In the study, 4 percent of App Store apps transmitted user location information back to the creator of the app, compared to about 0.2 percent of unauthorized apps. I have a real problem with this because Apple apps are supposed to be secured, which means that user location data should not be stored, and should not be given to the app creator, unless permission is granted by the user. This poses a huge security risk for those that use authorized Apple apps, since permission does not have to be granted, and a user is unsuspectingly giving out location information. This information could be sold to third party companies, which could mean that a user is being tracked by many different people.

Another issue with this survey is that no one knows just how long this personal information is being stored by the app creator. As a frequent user of iTunes, I always thought that Apple apps were secure, and that my personal information was not being used to track what I play, watch, or do on my iPod. If this personal information is stored for a long enough time, then that puts each user at risk for losing personal information through a hack or another security breech. There are a lot of people that hack into personal information every day, so I worry about the possibility of this if the information is stored for any length of time.

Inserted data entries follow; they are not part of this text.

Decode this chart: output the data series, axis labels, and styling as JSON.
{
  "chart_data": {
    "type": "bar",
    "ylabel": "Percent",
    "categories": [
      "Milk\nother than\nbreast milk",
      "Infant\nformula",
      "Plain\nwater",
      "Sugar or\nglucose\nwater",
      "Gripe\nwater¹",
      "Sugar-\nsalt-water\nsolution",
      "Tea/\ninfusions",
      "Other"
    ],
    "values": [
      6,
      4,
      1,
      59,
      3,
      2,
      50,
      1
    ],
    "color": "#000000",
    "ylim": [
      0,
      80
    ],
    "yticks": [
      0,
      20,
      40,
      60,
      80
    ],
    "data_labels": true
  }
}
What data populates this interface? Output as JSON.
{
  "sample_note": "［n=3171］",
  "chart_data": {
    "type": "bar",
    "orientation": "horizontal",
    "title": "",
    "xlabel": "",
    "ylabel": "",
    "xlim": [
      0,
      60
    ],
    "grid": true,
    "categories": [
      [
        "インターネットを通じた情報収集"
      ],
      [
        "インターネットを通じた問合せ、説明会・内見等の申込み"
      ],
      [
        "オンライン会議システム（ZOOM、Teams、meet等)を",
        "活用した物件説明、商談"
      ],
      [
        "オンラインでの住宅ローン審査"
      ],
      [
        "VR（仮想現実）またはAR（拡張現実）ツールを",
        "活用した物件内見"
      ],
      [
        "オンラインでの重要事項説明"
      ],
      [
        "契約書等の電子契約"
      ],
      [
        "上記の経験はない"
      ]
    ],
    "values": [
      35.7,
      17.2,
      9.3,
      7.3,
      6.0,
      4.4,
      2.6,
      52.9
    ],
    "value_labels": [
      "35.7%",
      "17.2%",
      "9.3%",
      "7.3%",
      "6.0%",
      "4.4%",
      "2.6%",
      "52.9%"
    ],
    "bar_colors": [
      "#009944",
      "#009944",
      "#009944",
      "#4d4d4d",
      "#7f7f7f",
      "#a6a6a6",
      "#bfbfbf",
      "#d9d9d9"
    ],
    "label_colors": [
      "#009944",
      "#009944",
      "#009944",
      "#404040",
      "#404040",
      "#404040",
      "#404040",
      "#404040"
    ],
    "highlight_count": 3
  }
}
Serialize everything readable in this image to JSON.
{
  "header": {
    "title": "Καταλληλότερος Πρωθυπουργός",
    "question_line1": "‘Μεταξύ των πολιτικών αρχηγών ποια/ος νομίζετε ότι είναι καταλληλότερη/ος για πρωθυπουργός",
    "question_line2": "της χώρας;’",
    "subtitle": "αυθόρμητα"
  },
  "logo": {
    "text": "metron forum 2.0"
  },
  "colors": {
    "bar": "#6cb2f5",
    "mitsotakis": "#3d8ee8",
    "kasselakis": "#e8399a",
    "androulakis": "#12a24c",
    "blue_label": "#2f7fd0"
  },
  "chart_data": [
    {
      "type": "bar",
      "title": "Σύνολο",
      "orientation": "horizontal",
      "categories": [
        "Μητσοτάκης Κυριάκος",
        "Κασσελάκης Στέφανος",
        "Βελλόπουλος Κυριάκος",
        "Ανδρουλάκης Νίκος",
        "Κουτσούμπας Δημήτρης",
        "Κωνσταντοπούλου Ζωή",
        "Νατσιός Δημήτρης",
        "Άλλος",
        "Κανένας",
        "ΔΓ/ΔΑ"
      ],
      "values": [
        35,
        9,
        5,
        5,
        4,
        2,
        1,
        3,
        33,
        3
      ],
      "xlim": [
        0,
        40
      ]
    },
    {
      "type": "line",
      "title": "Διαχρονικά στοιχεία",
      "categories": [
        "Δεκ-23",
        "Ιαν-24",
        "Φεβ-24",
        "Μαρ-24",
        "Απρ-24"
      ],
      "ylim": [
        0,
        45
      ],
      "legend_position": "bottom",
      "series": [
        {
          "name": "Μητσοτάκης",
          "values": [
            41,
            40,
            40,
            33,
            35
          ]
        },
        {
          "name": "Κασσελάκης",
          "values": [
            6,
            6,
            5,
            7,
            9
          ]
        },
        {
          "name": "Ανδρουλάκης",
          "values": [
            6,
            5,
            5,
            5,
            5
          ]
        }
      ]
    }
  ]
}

There have been many instances where Apple has shown that security is a huge concern with the products put out, although Apple wants you to believe everything is secure, and that no personal information is being tracked. The biggest issue is that a user might save personal information on their iPhone, iPad, or iPod, and this could result in user data being collected and stored just for the benefit of the app creator. If Apple knows there are problems with security through the apps, then Apple should come out and say so, and not wait for an outside source to conduct a survey on the huge security flaws. I worry that Apple is not doing enough to protect my personal information, so maybe using unauthorized apps is the way to go, because those apps appear to be more secure.